A challenge in the design and fabrication of scaffolds is the reproduction of the osteochondral compartment. To this end, composite bilayer or gradient scaffolds mimicking the osteochondral tissue have been developed and evaluated in association with cells. The data obtained demonstrated cell ability to zonally interact and reproduce the native osteochondral compartment by generating separated cartilage- and bone-like zones [5].

Another challenge is the cell seeding onto the scaffold. Conventional method involves the manual/static or the automated/dynamic seeding of cells onto previously fabricated scaffolds. The static seeding allows an uneven cell distribution into the width of the biomaterial. The dynamic seeding carried out with bioreactors (for instance perfusion) favor a more homogenous cell distribution [24]. The recent approach of bioprinting foresees that cells and biomaterial are released together in order to produce a construct. Such options allow a better cell encapsulation and spatial distribution [51].

Future directions

In the next decades we will assist to important steps forwards the repair of articular cartilage lesions. The use of iPSCs and or stem cell derivatives such as secretome, EVs could contribute to improve tissue regeneration.

Emerging technologies like Additive Manufacturing three-dimensional (3D) printing should allow for a further improvement of the treatment. 3D printing replicates the damaged tissue shape starting from a patient medical image. It creates scaffolds through the progressive addition of material layer by layer until reaching the desired shape. The technology can mimic cartilage organization, ECM composition, and functional and mechanical properties [52-55].

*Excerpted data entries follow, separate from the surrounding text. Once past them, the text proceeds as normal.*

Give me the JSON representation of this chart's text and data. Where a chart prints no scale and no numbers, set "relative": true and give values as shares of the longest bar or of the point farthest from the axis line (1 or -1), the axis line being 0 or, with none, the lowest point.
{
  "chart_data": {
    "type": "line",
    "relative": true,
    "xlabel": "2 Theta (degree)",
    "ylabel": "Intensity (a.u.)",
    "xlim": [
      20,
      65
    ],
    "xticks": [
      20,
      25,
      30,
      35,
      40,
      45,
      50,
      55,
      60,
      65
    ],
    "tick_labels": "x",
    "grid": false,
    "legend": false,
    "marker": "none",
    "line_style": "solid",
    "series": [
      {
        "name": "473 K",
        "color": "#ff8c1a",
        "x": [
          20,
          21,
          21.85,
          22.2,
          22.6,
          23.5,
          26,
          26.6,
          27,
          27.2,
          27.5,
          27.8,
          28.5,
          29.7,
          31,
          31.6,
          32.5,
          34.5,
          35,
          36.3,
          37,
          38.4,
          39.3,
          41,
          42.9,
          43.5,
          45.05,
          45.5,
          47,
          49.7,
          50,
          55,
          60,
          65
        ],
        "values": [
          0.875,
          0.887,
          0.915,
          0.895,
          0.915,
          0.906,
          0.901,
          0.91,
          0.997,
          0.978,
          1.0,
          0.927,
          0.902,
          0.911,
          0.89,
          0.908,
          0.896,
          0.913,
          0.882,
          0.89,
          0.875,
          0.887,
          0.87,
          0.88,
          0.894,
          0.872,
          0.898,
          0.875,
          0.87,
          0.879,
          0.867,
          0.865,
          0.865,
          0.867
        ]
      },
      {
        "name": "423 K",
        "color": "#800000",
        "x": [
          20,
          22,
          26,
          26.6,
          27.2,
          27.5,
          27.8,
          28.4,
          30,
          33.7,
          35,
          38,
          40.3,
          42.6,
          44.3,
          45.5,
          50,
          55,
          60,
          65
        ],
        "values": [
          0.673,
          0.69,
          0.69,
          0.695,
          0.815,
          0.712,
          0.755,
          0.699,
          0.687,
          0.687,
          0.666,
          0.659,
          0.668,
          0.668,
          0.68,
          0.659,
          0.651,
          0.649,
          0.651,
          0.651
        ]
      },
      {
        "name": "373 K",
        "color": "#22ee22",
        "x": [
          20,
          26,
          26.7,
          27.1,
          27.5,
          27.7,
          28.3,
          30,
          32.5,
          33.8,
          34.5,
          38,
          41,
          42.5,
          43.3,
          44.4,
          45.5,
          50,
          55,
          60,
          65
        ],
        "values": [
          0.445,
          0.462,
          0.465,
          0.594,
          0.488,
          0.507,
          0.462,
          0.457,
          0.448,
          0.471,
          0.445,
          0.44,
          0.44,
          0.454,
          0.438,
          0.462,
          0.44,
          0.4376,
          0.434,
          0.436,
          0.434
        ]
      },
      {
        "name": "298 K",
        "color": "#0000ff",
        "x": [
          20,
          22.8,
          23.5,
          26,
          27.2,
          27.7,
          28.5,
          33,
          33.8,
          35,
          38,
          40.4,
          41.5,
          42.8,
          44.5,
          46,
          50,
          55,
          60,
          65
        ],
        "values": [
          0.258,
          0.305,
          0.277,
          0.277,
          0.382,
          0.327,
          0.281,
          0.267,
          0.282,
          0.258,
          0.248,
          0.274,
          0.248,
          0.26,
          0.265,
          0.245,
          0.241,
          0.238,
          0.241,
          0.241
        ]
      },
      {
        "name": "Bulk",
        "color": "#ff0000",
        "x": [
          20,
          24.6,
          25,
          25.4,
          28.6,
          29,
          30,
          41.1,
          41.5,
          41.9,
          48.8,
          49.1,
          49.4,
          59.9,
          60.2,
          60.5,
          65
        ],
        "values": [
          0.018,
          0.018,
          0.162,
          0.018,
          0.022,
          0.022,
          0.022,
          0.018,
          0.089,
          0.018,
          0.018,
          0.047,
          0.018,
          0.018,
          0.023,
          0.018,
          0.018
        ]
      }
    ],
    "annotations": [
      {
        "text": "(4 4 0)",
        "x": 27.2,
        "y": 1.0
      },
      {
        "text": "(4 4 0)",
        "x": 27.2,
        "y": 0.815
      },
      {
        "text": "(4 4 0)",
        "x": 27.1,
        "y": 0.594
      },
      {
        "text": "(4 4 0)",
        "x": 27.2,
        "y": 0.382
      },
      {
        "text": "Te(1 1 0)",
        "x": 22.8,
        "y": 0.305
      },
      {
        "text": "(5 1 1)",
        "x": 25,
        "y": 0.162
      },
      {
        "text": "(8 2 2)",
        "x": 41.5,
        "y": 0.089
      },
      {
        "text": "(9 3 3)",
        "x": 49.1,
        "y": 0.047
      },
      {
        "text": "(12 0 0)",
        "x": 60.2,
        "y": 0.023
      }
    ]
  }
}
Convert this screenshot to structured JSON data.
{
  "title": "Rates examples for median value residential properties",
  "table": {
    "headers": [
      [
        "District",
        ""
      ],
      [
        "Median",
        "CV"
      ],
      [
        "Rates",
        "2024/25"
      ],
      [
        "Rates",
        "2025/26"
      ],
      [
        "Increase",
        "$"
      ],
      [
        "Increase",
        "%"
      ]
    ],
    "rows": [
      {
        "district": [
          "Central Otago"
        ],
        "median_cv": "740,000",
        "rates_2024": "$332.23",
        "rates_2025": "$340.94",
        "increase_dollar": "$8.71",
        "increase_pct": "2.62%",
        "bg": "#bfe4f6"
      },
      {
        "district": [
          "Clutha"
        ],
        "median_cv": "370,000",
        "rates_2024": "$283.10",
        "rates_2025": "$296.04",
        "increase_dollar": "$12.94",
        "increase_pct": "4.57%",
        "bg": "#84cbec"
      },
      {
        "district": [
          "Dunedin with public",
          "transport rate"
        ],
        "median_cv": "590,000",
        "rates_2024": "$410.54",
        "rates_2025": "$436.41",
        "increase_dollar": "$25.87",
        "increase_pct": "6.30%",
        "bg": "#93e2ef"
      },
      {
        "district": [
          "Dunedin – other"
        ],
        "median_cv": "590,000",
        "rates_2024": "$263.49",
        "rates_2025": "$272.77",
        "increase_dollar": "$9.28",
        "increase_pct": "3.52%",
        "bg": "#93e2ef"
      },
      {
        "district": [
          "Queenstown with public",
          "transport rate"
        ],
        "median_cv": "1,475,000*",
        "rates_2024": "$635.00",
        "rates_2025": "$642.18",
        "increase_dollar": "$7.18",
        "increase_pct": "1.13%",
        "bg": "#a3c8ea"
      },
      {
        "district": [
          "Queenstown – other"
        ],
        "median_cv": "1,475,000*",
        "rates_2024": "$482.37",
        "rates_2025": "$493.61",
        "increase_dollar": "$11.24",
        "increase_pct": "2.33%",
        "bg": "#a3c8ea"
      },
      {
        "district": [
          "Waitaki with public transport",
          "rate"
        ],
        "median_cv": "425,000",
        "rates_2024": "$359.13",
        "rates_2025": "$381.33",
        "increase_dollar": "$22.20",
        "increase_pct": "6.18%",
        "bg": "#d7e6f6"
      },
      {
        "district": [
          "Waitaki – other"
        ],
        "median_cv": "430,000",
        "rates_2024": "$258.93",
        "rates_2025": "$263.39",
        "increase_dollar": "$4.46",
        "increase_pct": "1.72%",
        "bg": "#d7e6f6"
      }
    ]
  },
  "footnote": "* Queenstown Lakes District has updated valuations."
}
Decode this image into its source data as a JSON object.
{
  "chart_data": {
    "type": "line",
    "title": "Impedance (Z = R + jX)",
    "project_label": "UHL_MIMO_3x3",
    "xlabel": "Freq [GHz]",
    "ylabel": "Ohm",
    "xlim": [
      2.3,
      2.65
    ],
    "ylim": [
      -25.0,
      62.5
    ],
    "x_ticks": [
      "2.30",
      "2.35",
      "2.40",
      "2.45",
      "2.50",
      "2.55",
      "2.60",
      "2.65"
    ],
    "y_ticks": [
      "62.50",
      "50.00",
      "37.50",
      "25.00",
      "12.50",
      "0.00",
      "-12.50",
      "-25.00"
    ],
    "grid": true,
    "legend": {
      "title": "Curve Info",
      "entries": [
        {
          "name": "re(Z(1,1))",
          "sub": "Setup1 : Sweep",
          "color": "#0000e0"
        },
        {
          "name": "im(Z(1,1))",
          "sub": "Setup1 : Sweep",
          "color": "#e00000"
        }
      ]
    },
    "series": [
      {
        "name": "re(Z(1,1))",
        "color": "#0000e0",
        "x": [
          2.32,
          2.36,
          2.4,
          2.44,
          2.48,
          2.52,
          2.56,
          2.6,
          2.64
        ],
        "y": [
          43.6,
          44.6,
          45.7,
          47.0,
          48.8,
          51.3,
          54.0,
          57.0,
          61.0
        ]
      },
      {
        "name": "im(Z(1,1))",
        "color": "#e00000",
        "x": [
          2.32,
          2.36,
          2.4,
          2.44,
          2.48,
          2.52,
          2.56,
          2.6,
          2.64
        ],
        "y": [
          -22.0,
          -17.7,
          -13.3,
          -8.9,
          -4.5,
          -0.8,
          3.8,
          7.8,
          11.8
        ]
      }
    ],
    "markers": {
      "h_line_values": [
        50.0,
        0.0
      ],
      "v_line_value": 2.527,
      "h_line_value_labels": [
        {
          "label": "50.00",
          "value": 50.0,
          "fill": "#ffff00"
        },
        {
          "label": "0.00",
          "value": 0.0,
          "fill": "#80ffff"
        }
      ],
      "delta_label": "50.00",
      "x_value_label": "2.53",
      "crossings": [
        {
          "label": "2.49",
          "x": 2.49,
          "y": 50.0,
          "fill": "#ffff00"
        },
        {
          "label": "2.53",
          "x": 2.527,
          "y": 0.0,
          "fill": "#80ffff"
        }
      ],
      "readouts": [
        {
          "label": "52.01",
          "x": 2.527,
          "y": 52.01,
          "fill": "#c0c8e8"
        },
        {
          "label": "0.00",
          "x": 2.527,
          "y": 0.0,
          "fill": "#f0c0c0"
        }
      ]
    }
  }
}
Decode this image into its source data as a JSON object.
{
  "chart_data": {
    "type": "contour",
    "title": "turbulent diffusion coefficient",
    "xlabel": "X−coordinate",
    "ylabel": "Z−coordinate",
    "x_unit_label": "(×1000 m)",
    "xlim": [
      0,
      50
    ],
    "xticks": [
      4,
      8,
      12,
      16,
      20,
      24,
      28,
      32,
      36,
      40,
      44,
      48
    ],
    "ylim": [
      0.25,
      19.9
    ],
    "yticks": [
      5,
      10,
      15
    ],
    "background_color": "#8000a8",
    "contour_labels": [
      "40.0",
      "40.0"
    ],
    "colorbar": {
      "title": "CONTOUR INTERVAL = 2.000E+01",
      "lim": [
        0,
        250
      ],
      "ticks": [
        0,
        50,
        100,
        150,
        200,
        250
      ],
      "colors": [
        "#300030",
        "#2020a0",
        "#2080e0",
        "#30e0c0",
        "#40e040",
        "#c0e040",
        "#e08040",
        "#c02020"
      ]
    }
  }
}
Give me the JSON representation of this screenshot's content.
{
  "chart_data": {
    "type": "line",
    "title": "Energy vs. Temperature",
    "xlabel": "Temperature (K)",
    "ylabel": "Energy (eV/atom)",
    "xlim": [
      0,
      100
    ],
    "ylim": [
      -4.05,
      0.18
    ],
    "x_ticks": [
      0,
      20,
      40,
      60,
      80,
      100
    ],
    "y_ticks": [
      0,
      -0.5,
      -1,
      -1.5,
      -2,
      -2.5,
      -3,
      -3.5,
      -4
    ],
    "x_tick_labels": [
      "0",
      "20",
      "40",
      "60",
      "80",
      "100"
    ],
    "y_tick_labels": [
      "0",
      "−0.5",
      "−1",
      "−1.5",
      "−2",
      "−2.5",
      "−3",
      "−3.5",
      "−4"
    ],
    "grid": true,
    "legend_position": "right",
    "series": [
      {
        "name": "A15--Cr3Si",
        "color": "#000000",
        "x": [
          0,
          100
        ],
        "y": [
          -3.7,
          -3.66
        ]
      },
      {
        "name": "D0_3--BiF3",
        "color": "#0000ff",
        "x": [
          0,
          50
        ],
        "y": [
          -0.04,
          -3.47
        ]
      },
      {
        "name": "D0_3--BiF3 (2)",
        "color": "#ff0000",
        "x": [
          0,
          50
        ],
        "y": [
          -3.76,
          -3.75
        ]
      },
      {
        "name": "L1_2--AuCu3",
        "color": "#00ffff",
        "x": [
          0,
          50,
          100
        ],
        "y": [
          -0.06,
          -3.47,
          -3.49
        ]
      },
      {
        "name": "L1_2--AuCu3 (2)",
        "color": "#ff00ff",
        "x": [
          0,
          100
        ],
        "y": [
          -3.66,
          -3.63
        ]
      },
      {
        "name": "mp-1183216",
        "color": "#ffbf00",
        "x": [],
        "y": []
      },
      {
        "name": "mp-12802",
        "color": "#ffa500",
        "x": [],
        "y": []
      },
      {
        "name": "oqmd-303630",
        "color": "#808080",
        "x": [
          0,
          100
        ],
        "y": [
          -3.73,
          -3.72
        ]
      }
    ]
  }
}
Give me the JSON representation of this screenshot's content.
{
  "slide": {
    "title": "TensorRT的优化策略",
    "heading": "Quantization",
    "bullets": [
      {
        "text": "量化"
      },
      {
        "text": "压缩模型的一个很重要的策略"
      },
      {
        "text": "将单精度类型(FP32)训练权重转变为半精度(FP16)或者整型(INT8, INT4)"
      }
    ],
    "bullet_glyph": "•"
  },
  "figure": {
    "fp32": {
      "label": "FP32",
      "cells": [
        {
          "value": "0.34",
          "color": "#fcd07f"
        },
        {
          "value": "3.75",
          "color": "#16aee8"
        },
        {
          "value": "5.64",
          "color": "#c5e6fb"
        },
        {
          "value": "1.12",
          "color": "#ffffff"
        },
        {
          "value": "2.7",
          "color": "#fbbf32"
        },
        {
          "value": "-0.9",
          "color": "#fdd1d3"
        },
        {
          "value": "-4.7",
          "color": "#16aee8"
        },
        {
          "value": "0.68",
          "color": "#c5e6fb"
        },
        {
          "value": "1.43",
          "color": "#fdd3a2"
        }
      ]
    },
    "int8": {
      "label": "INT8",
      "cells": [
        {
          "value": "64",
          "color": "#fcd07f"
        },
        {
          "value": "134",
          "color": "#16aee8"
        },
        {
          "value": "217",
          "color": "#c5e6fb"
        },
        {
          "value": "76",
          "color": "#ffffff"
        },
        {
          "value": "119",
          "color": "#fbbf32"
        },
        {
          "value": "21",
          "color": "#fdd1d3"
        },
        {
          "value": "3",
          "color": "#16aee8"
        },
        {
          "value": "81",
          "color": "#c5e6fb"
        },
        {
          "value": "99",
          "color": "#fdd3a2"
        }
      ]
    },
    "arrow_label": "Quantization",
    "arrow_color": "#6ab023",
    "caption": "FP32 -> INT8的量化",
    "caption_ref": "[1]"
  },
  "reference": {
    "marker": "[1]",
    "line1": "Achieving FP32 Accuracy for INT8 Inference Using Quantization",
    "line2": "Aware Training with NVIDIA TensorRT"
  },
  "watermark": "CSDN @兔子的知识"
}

Indeed, the identification of the ideal cell population, cell-free products, clinical grade growth factors and customized scaffolds could contribute to ameliorate the technique, reducing the time for surgery and enhancing patient recovery.

Conclusion

Chondral and osteochondral damages remain a tough challenge for clinicians. Tissue engineering-based strategies have proven feasible for cartilage regeneration with good results on patients' quality of life. More research needs to find the best combinations of cells, bioactive factors, and scaffolds. More clinical trials should confirm the obtained results. There is also the demand to develop minimally invasive and cost-effective strategies which do not require long-lasting hospitalization.